Studies from other parts of India in the recent past reporting the incidence of CDAD and associated risk factors.
Authors and study | Incidence and demography | Risk factor (other than antibiotic use) | Clinical and laboratory parameters |
---|
Vaishnavi C et al.,(2009-2012)Retrospective studyPunjab [8] | 17.5%All age grouptested by ELISA | Gastrointestinal diseases (21.1%), renal diseases (20.8%), surgical conditions (20.7%), hepatic disorders (18.5%) and cancers (17.6%) | Fever (41%) Abdominal pain (37.9%) |
Justin S et al., (2012-2013)Prospective studyKarnataka [9] | 10.9%Paediatric age grouptested by ELISA | Underlying diseases (7/15)Surgery (1/15) | Fever (6/15) |
Kaneria MV and Paul SProspective studyTamil Nadu [10] | 10%All age grouptested by ELISA | Exposure to proton pump inhibitors | Leucocytosis (40%) |
Ingle M et al.,(2009-2010)Prospective studyMaharashtra (20) | 17%All age grouptested by ELISA | Malignancy, ICU stay, Exposure to immunosuppressive and chemotherapeutic agents | Fever (47%), Abdominal pain (41%) |
It has been long been established that antibiotics have been the most important risk factor for CDAD as they disrupt the normal gut flora and allow the multiplication of Clostridium difficile [13]. Almost all the antibiotics that are commonly used are implicated in CDAD [23]. Cephalosporins were the most common group of antibiotics used in patients who developed CDAD in our study. This finding was in concordance with several other studies [24]. A significant percentage of the patients were also on PPI. Several studies in past have linked PPI intake with occurrence of CDAD [17]. PPIs work by decreasing the gastric acid and thereby increasing the chances of survival of Clostridium difficile [25].

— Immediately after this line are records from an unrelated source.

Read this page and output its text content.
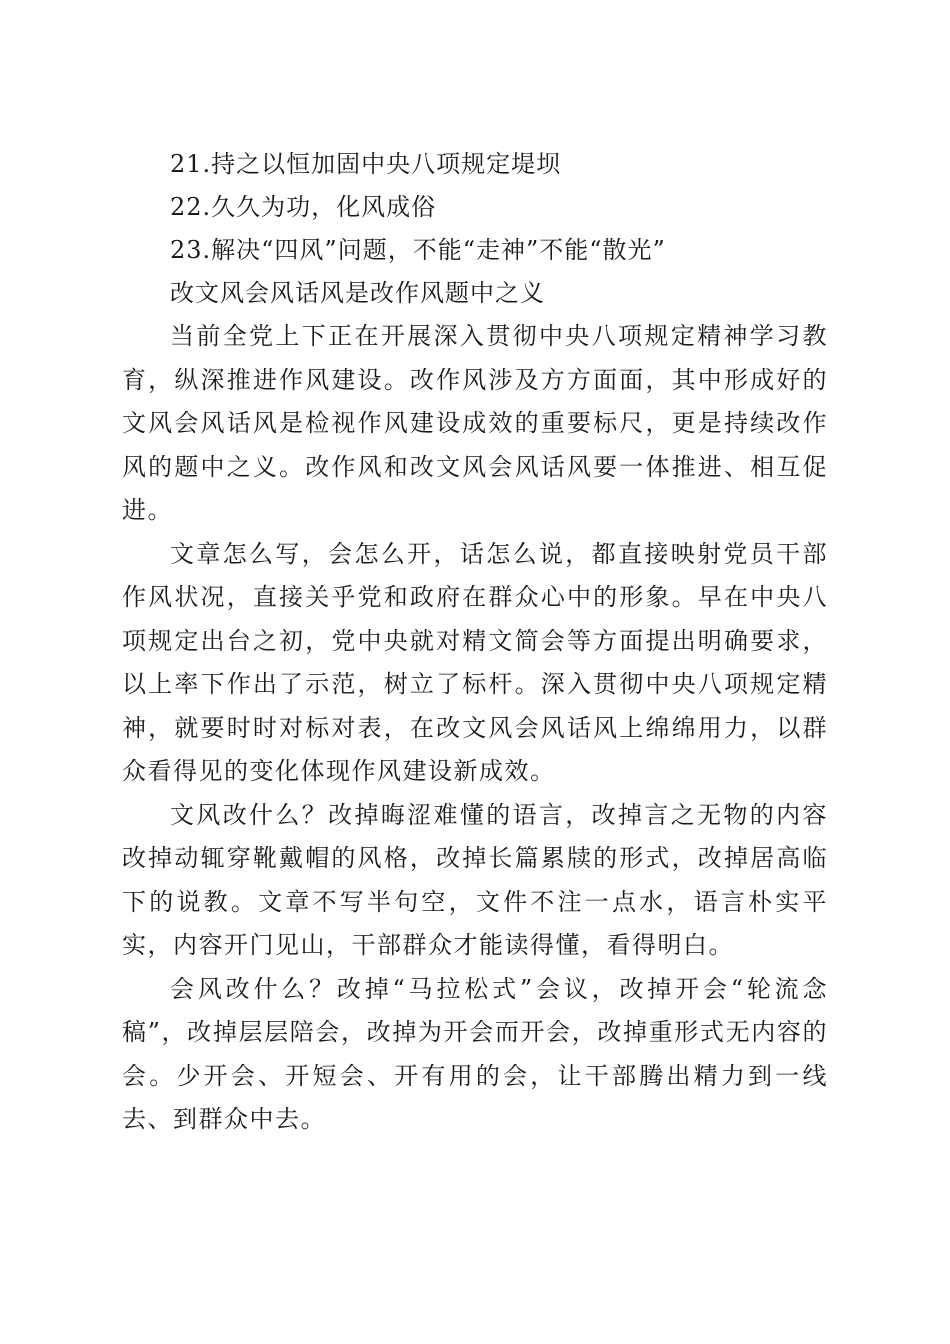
21.持之以恒加固中央八项规定堤坝

22.久久为功，化风成俗

23.解决“四风”问题，不能“走神”不能“散光”

改文风会风话风是改作风题中之义

当前全党上下正在开展深入贯彻中央八项规定精神学习教育，纵深推进作风建设。改作风涉及方方面面，其中形成好的文风会风话风是检视作风建设成效的重要标尺，更是持续改作风的题中之义。改作风和改文风会风话风要一体推进、相互促进。

文章怎么写，会怎么开，话怎么说，都直接映射党员干部作风状况，直接关乎党和政府在群众心中的形象。早在中央八项规定出台之初，党中央就对精文简会等方面提出明确要求，以上率下作出了示范，树立了标杆。深入贯彻中央八项规定精神，就要时时对标对表，在改文风会风话风上绵绵用力，以群众看得见的变化体现作风建设新成效。

文风改什么？改掉晦涩难懂的语言，改掉言之无物的内容改掉动辄穿靴戴帽的风格，改掉长篇累牍的形式，改掉居高临下的说教。文章不写半句空，文件不注一点水，语言朴实平实，内容开门见山，干部群众才能读得懂，看得明白。

会风改什么？改掉“马拉松式”会议，改掉开会“轮流念稿”，改掉层层陪会，改掉为开会而开会，改掉重形式无内容的会。少开会、开短会、开有用的会，让干部腾出精力到一线去、到群众中去。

The diarrhoea in CDAD is commonly associated with abdominal pain. The presence of fever, leucocytosis and hypoalbuminemia in relevant settings should warn the physician about the possibility of CDAD [Table/Fig-7] [8-10,20]. In our study, although a number of patients presented with fever, abdominal pain and leucocytosis, majority of the patients with CDAD did not have any of these symptoms. Thus, there is need for heightened suspicion in patients with nosocomial diarrhoea, even in absence of suggestive symptoms.
Limitation
The study design was cross-sectional and therefore, only frequency of associated risk factors in patients of CDAD was calculated. No comparison with the patients who were negative for toxins by ELISA was done. The cases were not followed up for the mortality rate determination.
Conclusion
C. difficile appears to be an important cause of nosocomial diarrhoea in the present study area. The high positivity of CDAD cases in recent years stresses the need for the availability of routine diagnostic services for detection of C. difficile toxins. In patients with high risk of CDAD, increased suspicion would lead to early diagnosis and prompt alleviation of associated morbidity. The findings of our study re-emphasises on the rational use of antibiotics, especially in patients with longer anticipated duration of stay. The antibiotic stewardship programmes and hospital infection control initiatives should not be limited to a selected few. They should cover every one starting from the primary care physicians in the rural settings to specialists working in apex care institutes.